1. Field of the Invention
The invention is concerned with the manufacture of metal strip material.
2. Description of the Prior Art
Articles such as springs, diaphragms, bellows, clips, electrical contacts, and small structural parts are typically manufactured by stamping from rolled strip material made from a cast ingot. Among desirable mechanical properties of such material are high yield strength and high ductility; other desirable properties are corrosion resistance, high electrical conductivity, and ease of soldering.

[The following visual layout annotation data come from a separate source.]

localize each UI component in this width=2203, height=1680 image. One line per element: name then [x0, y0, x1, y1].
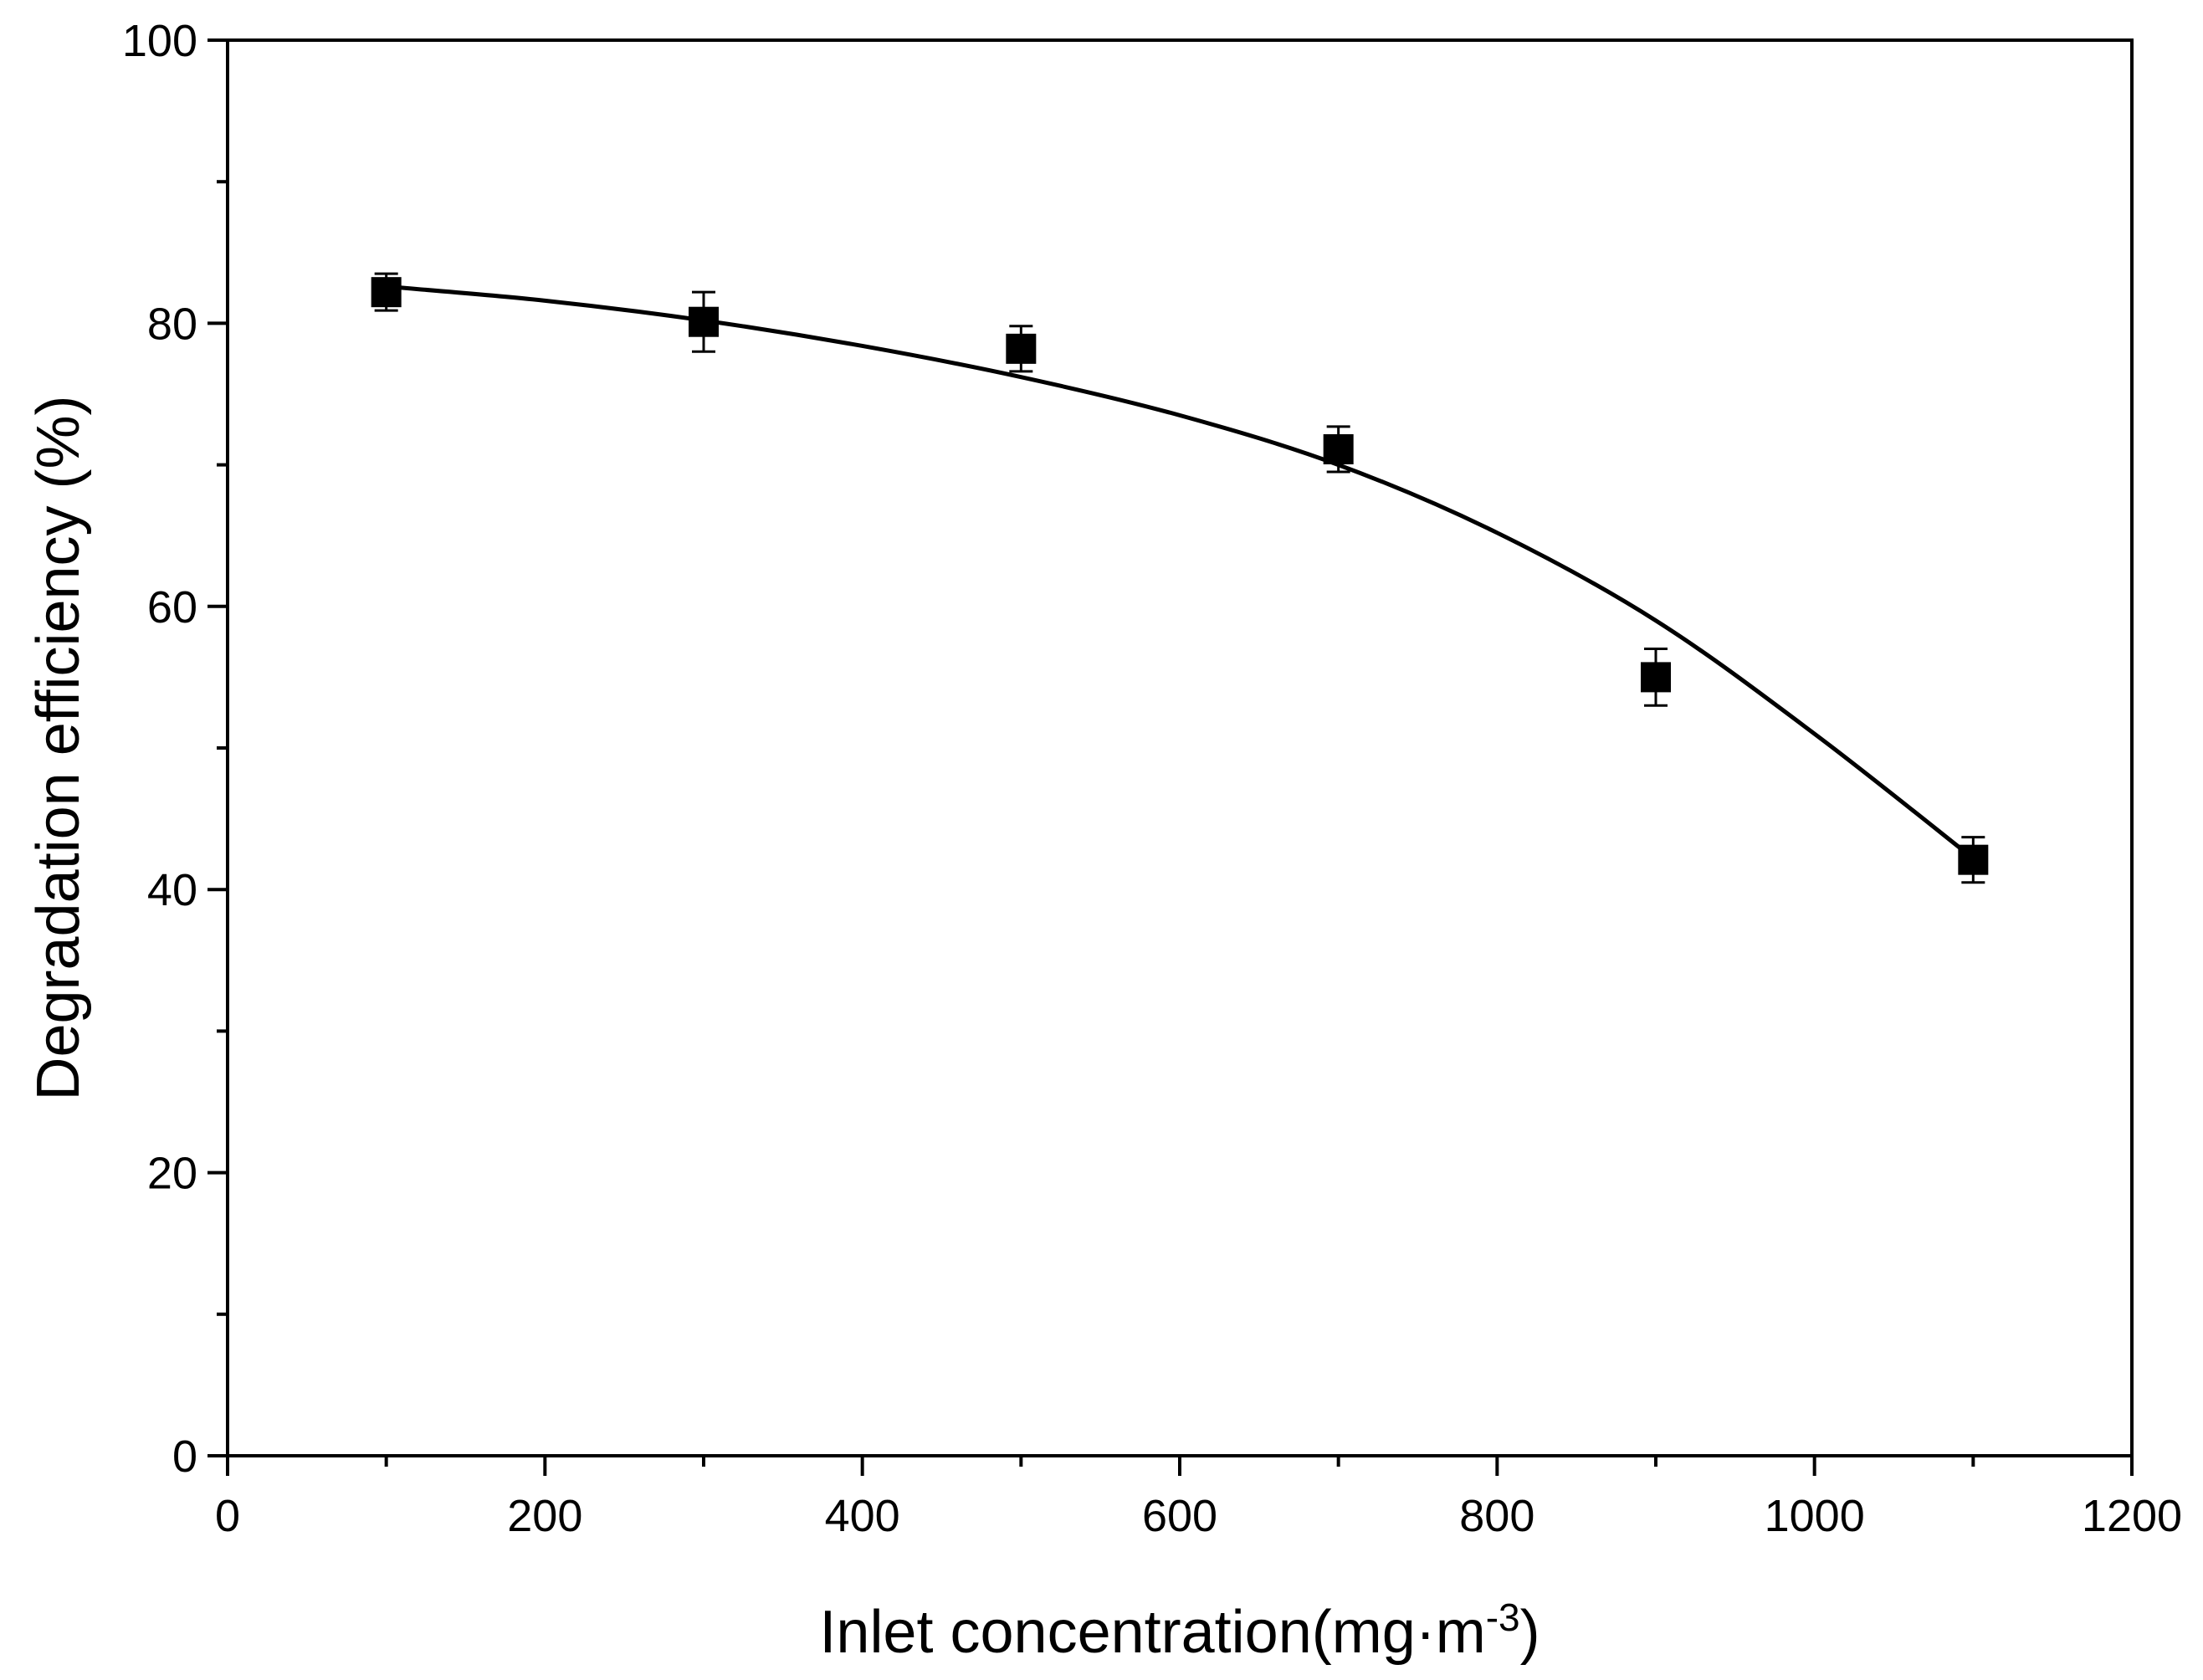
- x-tick-label: 0: [215, 1491, 240, 1541]
- y-tick-label: 60: [147, 582, 197, 633]
- x-axis-title-superscript: -3: [1486, 1595, 1520, 1639]
- y-tick-label: 0: [172, 1432, 197, 1482]
- data-points: [371, 277, 1989, 875]
- plot-frame: [226, 38, 2134, 1457]
- y-tick-label: 100: [122, 16, 197, 66]
- data-point: [689, 306, 719, 337]
- x-tick-labels: 0 200 400 600 800 1000 1200: [215, 1491, 2182, 1541]
- x-tick-label: 200: [507, 1491, 582, 1541]
- x-tick-label: 1200: [2082, 1491, 2182, 1541]
- x-axis-title-main: Inlet concentration(mg·m: [819, 1599, 1485, 1666]
- error-bars: [374, 272, 1985, 884]
- x-axis-title-close: ): [1520, 1599, 1540, 1666]
- fit-curve: [386, 284, 1975, 860]
- data-point: [371, 277, 402, 308]
- x-axis-title: Inlet concentration(mg·m-3): [819, 1595, 1540, 1666]
- x-tick-label: 1000: [1765, 1491, 1865, 1541]
- x-tick-label: 600: [1142, 1491, 1217, 1541]
- y-tick-label: 80: [147, 299, 197, 349]
- data-point: [1641, 662, 1671, 693]
- y-tick-label: 20: [147, 1149, 197, 1199]
- y-tick-labels: 0 20 40 60 80 100: [122, 16, 197, 1482]
- y-tick-label: 40: [147, 865, 197, 915]
- data-point: [1323, 433, 1354, 464]
- data-point: [1006, 333, 1037, 364]
- x-tick-label: 800: [1459, 1491, 1534, 1541]
- x-tick-label: 400: [825, 1491, 900, 1541]
- y-axis-title: Degradation efficiency (%): [25, 395, 92, 1100]
- axis-ticks: [207, 38, 2134, 1476]
- data-point: [1958, 844, 1989, 875]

Among alloys suitable for applications such as those mentioned above are phosphor-bronze and beryllium-copper alloys as discussed, respectively, in G. R. Gohn et al, "The Mechanical Properties of Wrought Phosphor Bronze Alloys", American Society for Testing Materials, 1956 and G. R. Gohn et al, "The Mechanical Properties of Copper-Beryllium Alloy Strip", American Society for Testing and Materials, 1964. Up until recently, copper-nickel-tin alloys were not considered to be viable substitutes for phosphor bronze or copper-beryllium alloys due largely to inadequate formability of available copper-nickel-tin alloys. Investigations into the properties of such copper-nickel-tin alloys are described, e.g., in E. M. Wise et al, "Strength and Aging Characteristics of the Nickel Bronzes", Metal Technology, No. 523, January 1964, pages 218-244; E. Fetz, "Uber Aushartbare Bronzen Auf Kupfer-Nickel-Zinn-Basis", Zeitschrift fur Metallkunde 28, 1936, pages 350-353; and A. M. Patton, "The Effect of Section Thickness on the Mechanical Properties of a Cast Age-Hardenable Copper-Nickel-Tin Alloy", The British Foundryman, April 1962, pages 129-135, and exemplary metallurgical processing of such alloys is disclosed in U.S. Pat. No. 1,816,509, "Method of Treatment of Nonferrous Alloys", E. M. Wise, July 28, 1931.
In contrast to the relatively brittle copper-nickel-tin alloys dealt with in the above-mentioned references, U.S. Pat. No. 3,937,638, "Method for Treating Copper-Nickel-Tin Alloy Compositions and Products Produced Therefrom", issued to J. T. Plewes on Feb. 10, 1976, and assigned to the assignee hereof, discloses alloys which are strong as well as ductile. Such combination of properties is achieved by thermomechanical processing involving cold working by an amount of at least 75% area reduction followed by aging at a temperature depending on alloy composition and amount of cold work. The composition of these alloys is characterized in that such alloys are in a single phase state at a temperature near the melting point of the alloy but in a two-phase state at room temperature. It is believed that the unusual combination of high strength and high ductility achieved is due to inhibition of second phase precipitation at the grain boundaries in favor of a so-called spinodal transformation, which characteristically leads to fine dispersement of the second phase throughout the first phase. More recently, it has been discovered that certain quaternary alloys also undergo such a spinodal transformation. These alloys are disclosed in copending application J. T. Plewes 4, Ser. No. 685,263, filed May 11, 1976, now U.S. Pat. No. 4,052,204, and are obtained by substituting substantial amounts of a fourth element for a corresponding amount of copper in the ternary alloys disclosed in U. S. Pat. No. 3,937,638.
Due to their high strength, high ductility, and low cost spinodal copper-nickel-tin alloys are of interest as potential substitutes for phosphor-bronze and copper-beryllium alloys in the manufacture of strip material. While the alloys disclosed in U.S. Pat. No. 3,937,638 and copending application, J. T. Plewes 4, Ser. No. 685,263, are suitable for the manufacture of strip material, use of the resulting strip is most advantageous in applications which do not require sharp bending of the rolled strip such as would cause creasing of the strip in a direction having a substantial component parallel to the rolling direction. Due to anisotropy, i.e., directionally nonuniform formability, attempts at imparting such creases to a rolled strip may result in breakage of the strip.